Communicate with one another a little while after the session and communicate what you really liked, and what maybe wasn’t working for you.
A great way to practice communication before diving into rough sex is to play with a sex toy like a feather, nipple clamps, or vibrator. If your partner is comfortable being tied up or having their hands tied, you can use a sex toy on their body and invite them to give you feedback about where, and how they wanted to be touched.
How do I know to what extent rough sexual behavior is beneficial for me and my partner?
Clearly communicate and understand the meaning of "roughness" to you and your partner, and accept these different definitions. Jumping from level 1 to level 10 all at once will not only cause significant emotional fluctuations but also potentially lead to serious harm. Therefore, be patient and proceed slowly. Additionally, half of the fun may lie in the preparation and anticipation.

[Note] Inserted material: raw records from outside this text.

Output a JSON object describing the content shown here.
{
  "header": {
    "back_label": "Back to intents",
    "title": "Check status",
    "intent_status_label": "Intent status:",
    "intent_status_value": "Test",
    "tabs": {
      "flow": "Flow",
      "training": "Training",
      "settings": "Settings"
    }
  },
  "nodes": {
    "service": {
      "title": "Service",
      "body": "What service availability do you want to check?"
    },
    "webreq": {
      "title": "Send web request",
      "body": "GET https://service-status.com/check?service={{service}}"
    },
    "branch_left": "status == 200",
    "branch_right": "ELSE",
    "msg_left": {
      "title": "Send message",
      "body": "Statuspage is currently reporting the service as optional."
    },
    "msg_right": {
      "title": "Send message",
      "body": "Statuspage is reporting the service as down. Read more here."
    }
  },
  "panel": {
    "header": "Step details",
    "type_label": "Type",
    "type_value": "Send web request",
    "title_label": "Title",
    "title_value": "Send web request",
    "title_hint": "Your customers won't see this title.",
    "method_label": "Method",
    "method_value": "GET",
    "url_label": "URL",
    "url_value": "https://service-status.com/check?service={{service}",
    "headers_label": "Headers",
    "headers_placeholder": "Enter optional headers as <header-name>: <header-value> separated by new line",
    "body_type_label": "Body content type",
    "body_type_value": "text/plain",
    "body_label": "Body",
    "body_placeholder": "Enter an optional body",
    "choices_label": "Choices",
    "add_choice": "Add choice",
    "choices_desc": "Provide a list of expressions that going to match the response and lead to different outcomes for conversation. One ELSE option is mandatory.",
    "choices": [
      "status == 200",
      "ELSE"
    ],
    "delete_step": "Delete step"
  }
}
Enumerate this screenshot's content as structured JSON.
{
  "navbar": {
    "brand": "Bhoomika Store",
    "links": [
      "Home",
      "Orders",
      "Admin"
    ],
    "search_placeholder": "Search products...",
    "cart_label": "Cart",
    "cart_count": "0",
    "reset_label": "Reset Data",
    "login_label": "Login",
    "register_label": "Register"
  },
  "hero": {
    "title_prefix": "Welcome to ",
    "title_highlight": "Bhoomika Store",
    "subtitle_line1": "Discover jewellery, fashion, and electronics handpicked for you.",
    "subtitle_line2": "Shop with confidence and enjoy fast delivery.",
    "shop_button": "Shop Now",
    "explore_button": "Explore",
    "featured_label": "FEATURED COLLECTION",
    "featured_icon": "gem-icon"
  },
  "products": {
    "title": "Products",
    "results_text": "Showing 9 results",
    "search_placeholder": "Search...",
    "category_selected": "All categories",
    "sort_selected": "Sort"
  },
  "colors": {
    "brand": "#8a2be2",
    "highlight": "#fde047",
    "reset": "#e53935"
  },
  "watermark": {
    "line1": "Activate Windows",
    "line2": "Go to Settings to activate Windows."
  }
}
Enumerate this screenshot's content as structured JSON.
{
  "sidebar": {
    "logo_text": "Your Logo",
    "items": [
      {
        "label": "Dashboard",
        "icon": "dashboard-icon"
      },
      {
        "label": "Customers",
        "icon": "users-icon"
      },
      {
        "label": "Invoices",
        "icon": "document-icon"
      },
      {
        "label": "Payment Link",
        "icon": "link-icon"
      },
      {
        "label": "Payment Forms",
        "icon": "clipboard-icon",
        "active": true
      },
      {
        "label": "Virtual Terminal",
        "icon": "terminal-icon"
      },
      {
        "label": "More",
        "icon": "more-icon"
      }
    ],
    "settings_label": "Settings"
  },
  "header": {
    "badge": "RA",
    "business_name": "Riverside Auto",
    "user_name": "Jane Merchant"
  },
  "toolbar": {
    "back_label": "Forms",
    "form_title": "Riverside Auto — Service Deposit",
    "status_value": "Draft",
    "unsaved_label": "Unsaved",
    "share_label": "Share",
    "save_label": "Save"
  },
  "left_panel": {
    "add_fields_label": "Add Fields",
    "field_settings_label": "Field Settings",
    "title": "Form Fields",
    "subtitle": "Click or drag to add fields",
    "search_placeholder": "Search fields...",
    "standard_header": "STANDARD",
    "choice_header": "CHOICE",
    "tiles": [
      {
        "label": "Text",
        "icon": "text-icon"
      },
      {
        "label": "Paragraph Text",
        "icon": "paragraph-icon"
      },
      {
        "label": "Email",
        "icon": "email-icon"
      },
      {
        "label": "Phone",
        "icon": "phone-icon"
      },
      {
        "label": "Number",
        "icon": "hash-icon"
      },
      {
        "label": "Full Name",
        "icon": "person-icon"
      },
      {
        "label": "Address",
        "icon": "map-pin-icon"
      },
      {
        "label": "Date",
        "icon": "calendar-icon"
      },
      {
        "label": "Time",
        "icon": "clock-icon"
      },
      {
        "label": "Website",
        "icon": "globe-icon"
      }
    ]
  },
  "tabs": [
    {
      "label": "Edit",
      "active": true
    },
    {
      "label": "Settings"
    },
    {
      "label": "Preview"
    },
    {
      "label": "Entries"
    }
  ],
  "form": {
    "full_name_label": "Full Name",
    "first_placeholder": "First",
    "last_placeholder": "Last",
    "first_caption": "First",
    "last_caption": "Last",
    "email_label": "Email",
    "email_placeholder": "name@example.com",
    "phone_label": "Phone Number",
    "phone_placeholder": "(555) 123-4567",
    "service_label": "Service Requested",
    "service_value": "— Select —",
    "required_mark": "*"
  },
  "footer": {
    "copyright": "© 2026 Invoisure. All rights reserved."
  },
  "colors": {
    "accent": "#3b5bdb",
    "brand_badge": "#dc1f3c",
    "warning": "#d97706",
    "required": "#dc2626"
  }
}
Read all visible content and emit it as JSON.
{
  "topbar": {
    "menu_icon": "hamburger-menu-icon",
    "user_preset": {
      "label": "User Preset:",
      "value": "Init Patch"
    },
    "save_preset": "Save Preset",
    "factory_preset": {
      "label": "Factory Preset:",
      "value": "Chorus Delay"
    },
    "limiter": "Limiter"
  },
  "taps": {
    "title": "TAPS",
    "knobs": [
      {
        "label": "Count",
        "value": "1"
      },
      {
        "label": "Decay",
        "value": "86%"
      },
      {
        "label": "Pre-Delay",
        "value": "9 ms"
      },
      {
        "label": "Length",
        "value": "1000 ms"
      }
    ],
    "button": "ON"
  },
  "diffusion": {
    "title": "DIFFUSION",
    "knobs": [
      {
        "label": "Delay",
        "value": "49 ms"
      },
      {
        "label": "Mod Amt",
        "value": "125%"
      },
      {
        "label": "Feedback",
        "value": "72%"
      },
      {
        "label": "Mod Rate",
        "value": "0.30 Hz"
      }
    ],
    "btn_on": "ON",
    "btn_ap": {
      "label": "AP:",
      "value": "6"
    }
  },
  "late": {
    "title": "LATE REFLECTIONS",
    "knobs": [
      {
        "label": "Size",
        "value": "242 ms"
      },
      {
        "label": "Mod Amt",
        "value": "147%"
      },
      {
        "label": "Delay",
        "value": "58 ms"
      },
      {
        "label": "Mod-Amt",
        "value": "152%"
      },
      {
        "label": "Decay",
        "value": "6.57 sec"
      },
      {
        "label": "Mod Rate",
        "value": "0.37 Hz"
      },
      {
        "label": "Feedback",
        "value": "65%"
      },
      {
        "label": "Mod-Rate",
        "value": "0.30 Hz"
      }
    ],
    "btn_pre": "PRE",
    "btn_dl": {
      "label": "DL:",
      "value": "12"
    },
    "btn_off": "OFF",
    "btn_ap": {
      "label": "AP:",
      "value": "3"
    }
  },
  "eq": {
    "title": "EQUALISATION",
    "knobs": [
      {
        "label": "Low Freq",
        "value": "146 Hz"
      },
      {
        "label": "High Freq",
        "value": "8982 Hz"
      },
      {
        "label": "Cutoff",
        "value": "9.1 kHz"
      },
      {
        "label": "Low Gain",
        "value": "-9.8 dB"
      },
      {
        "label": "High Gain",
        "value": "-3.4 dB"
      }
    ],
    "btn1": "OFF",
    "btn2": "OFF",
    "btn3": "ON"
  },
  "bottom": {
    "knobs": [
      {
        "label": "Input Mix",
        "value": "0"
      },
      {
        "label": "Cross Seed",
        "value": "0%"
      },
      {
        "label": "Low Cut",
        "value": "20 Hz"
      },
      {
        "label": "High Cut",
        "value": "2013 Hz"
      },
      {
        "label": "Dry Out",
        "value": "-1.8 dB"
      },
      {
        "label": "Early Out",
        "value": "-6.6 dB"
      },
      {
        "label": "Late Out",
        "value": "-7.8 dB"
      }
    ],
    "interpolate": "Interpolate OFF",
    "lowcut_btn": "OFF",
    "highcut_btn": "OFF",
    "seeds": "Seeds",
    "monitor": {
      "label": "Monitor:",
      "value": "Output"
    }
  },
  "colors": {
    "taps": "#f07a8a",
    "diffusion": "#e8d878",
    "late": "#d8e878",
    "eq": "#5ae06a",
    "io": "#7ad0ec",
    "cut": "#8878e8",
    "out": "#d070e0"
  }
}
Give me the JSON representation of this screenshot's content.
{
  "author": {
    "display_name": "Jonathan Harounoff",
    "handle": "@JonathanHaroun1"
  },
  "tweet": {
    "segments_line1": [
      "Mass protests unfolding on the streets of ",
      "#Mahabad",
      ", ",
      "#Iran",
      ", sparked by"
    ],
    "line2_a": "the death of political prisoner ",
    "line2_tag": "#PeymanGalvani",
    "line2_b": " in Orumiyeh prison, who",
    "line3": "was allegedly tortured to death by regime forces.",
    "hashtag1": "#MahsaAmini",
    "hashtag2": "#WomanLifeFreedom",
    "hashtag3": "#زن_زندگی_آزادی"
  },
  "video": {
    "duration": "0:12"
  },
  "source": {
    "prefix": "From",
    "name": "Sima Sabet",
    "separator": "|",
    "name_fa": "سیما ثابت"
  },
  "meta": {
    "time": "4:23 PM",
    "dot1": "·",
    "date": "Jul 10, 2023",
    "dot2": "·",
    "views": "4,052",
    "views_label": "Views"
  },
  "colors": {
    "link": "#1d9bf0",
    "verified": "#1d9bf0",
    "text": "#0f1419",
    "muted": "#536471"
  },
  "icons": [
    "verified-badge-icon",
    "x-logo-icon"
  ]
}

For instance, if your partner has a habit of biting, you can start by gently biting the sensitive areas, then gradually increase the intensity while providing them with the familiar pleasurable sensations you already know they enjoy (such as kissing, using foul language, oral sex). If you are the recipient of rough sex, you can enjoy the gradually increasing pleasure and, when you feel comfortable, tell them that you want stronger stimulation. If you are the first time partner or experiencing rough sex for the first time, let the recipient control the intensity.
If you are interested in vigorous activities that may cause serious harm (such as asphyxiation), be sure to understand the associated risks in advance. Study anatomy and techniques. Again, emphasize that the movements should be done slowly. Mainstream pornographic films usually seem effortless, with synchronized actions from both parties and no need for communication. But mainstream pornographic films are artificial: they seem effortless, but behind this is a lot of effort - meticulous editing, carefully written scripts, and countless shoots. In real life, with real bodies, more communication means more sensual and safer sex.
What if I enjoy rough sexual activities but my partner doesn't want to engage in them?
Sometimes, a partner might be interested in rough sex, but also be worried about hurting the other person or getting hurt themselves. They might also hear the term "rough sex" and associate it with an extreme sexual fantasy that makes them feel scared rather than excited. They might want to participate in your sexual fantasy, but lack confidence in their own ability. All these concerns are completely reasonable.
If you want more intense sexual experiences, try communicating with your partner during non-sexual times, expressing your excitement and your unease about the rougher kind of sex. Invite them to share their concerns and desires sincerely and openly. Try setting a date and focus on gradually increasing the intensity of an activity, while maintaining communication and attention. Showing enthusiasm and expressing your pleasure is a great way to make your partner believe that you enjoy what you are doing. You can certainly not participate in others' fantasies, or use rough sex as your own masturbation fantasies, but don't plan to bring it into real life. Sometimes, fantasies are just fantasies!